Com o orçamento mais comprometido, sobra menos dinheiro para as despesas recorrentes do mês nesse quesito, fazendo com que os hábitos de consumo adquiridos nessas duas últimas décadas passem a ser revistos.
Cultura
"Na era pré-real, o consumidor não tinha tanto a cultura do endividamento incorporada ao orçamento familiar, mas com a estabilidade e a expansão do crédito e as facilidades que surgiram, a população passou a comprar mais a prazo, muitas vezes por períodos mais longos.
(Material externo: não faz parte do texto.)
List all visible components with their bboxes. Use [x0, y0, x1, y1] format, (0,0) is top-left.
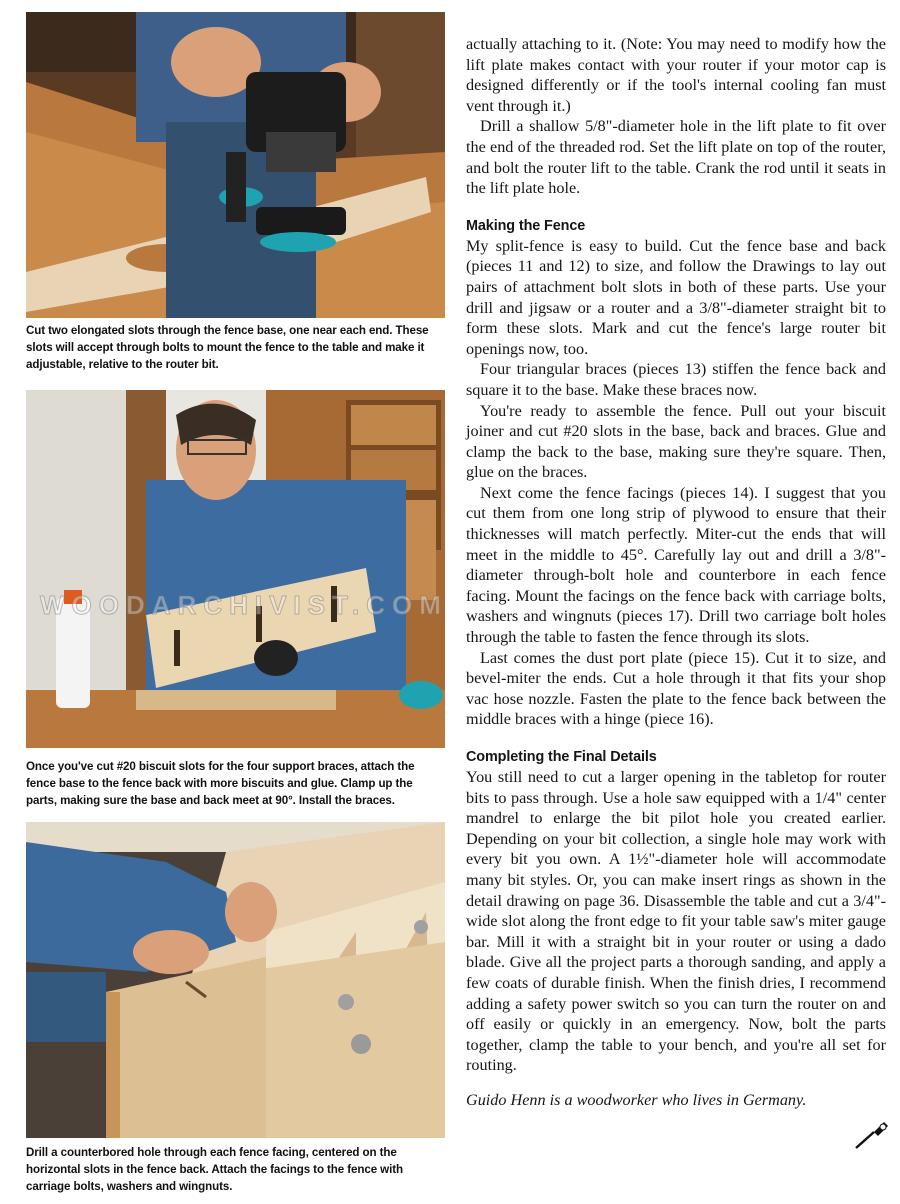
- photo2-caption: Once you've cut #20 biscuit slots for the four support braces, attach the fence base to the fence back with more biscuits and glue. Clamp up the parts, making sure the base and back meet at 90°. Install the braces.: [26, 760, 415, 807]
- body-paragraph: Last comes the dust port plate (piece 15). Cut it to size, and bevel-miter the ends. Cut a hole through it that fits your shop vac hose nozzle. Fasten the plate to the fence back between the middle braces with a hinge (piece 16).: [466, 648, 886, 729]
- heading-final-details: Completing the Final Details: [466, 749, 657, 765]
- photo1-caption: Cut two elongated slots through the fence base, one near each end. These slots will accept through bolts to mount the fence to the table and make it adjustable, relative to the router bit.: [26, 324, 429, 371]
- photo-fence-facings: [26, 822, 445, 1138]
- author-bio: Guido Henn is a woodworker who lives in Germany.: [466, 1090, 807, 1109]
- heading-making-the-fence: Making the Fence: [466, 217, 586, 234]
- photo3-caption: Drill a counterbored hole through each fence facing, centered on the horizontal slots in the fence back. Attach the facings to the fence with carriage bolts, washers and wingnuts.: [26, 1146, 403, 1193]
- photo-assembling-fence: [26, 390, 445, 748]
- end-mark-icon: [852, 1118, 892, 1152]
- body-paragraph: Next come the fence facings (pieces 14). I suggest that you cut them from one long strip of plywood to ensure that their thicknesses will match perfectly. Miter-cut the ends that will meet in the middle to 45°. Carefully lay out and drill a 3/8"-diameter through-bolt hole and counterbore in each fence facing. Mount the facings on the fence back with carriage bolts, washers and wingnuts (pieces 17). Drill two carriage bolt holes through the table to fasten the fence through its slots.: [466, 483, 886, 647]
- body-paragraph: My split-fence is easy to build. Cut the fence base and back (pieces 11 and 12) to size, and follow the Drawings to lay out pairs of attachment bolt slots in both of these parts. Use your drill and jigsaw or a router and a 3/8"-diameter straight bit to form these slots. Mark and cut the fence's large router bit openings now, too.: [466, 236, 886, 358]
- photo-jigsaw-cutting-slots: [26, 12, 445, 318]
- body-paragraph: You still need to cut a larger opening in the tabletop for router bits to pass through. Use a hole saw equipped with a 1/4" center mandrel to enlarge the bit pilot hole you created earlier. Depending on your bit collection, a single hole may work with every bit you own. A 1½"-diameter hole will accommodate many bit styles. Or, you can make insert rings as shown in the detail drawing on page 36. Disassemble the table and cut a 3/4"-wide slot along the front edge to fit your table saw's miter gauge bar. Mill it with a straight bit in your router or using a dado blade. Give all the project parts a thorough sanding, and apply a few coats of durable finish. When the finish dries, I recommend adding a safety power switch so you can turn the router on and off easily or quickly in an emergency. Now, bolt the parts together, clamp the table to your bench, and you're all set for routing.: [466, 768, 886, 1075]
- intro-paragraph: actually attaching to it. (Note: You may need to modify how the lift plate makes contact with your router if your motor cap is designed differently or if the tool's internal cooling fan must vent through it.): [466, 35, 886, 115]
- watermark: WOODARCHIVIST.COM: [40, 590, 448, 620]
- body-paragraph: Drill a shallow 5/8"-diameter hole in the lift plate to fit over the end of the threaded rod. Set the lift plate on top of the router, and bolt the router lift to the table. Crank the rod until it seats in the lift plate hole.: [466, 117, 886, 198]
- article-column: [466, 34, 886, 1111]
- body-paragraph: Four triangular braces (pieces 13) stiffen the fence back and square it to the base. Make these braces now.: [466, 360, 886, 399]
- body-paragraph: You're ready to assemble the fence. Pull out your biscuit joiner and cut #20 slots in the base, back and braces. Glue and clamp the back to the base, making sure they're square. Then, glue on the braces.: [466, 401, 886, 482]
Porém, ela não tinha claro o quanto da sua renda poderia comprometer com dívidas", argumenta o economista e diretor técnico da Federação do Comércio de Bens, Serviços e Turismo do Ceará (Fecomércio-CE), Alex Araújo.
De fato, conforme os dados da Nielsen, o percentual de comprometimento da renda acumulada anualmente pelas famílias brasileiras com dívidas de longo prazo quase que dobrou entre os anos de 2006 e 2013, saindo de 24,5% para 45,5%.
E o impacto dessas dívidas adquiridas sobre o consumo de novos itens, constatou a empresa, ficou facilmente perceptível quando se compara a proporção do orçamento que uma família não endividada direciona da sua renda para abastecer o lar (22%) e aquela que possuí muitas dívidas (18%).
Gastos superam salário
Outro fator que implica em menor possibilidade de consumo é que, conforme a pesquisa, a classe média brasileira gasta 15% a mais do que ganha.
O levantamento mostra que os lares classificados nessa camada social têm renda média de aproximadamente R$ 2,9 mil, mas os gastos são da ordem de R$ 3,1 mil.
Já as classes D e E têm renda média de R$ 1,5 mil e gastam o que ganham, enquanto as classes A e B apresentam renda média de R$ 4,8 mil, mas além de consumir procuram aplicar o dinheiro em reservas e educação financeira e também em investimentos.
Novas despesas surgiram
Ao lado do endividamento, acrescenta Alex Araújo, novos grupos de despesas que antes também não faziam parte do orçamento doméstico agora contribuem para a diminuição da renda disponível. "Nesse contexto, com a universalização de serviços como telecomunicações, as famílias passaram a ter mais despesa com telefonia fixa, telefonia móvel, internet e TV a cabo. Aqui no Ceará, por exemplo, aumentou muito também, nos últimos cinco anos, o número de pessoas que passaram a consumir planos de saúde e educação particular, reduzindo, dessa forma, a sua renda disponível", explica o economista.
Itens tradicionais
Segundo ele, essa mudança no padrão de consumo afetou, de certa forma, a compra de itens tradicionais, incluindo aí, notadamente, a alimentação.
"Então esses novos grupos de despesas ao lado das compras financiadas diminuiram a renda que as famílias, ao fazerem as suas contas, dispõem. Fala-se que não se deve comprometer mais do que 30% do orçamento mensal com dívidas, mas mesmo assim isso ainda deixa pouca folga para as famílias gastarem com produtos e serviços para o cotidiano da casa", conclui o especialistas. (ADJ)
Não é à toa, afirma a Nielsen, que é a primeira vez em dez anos que o consumo das suas cestas, compostas por aproximadamente 130 itens, caiu 0,4% em 2013. O número é baixo, mas, segundo os responsáveis pelo estudo, indica sinais de alerta e novos desafios para o varejo e, por consequência, para a indústria.Anchieta Dantas Jr.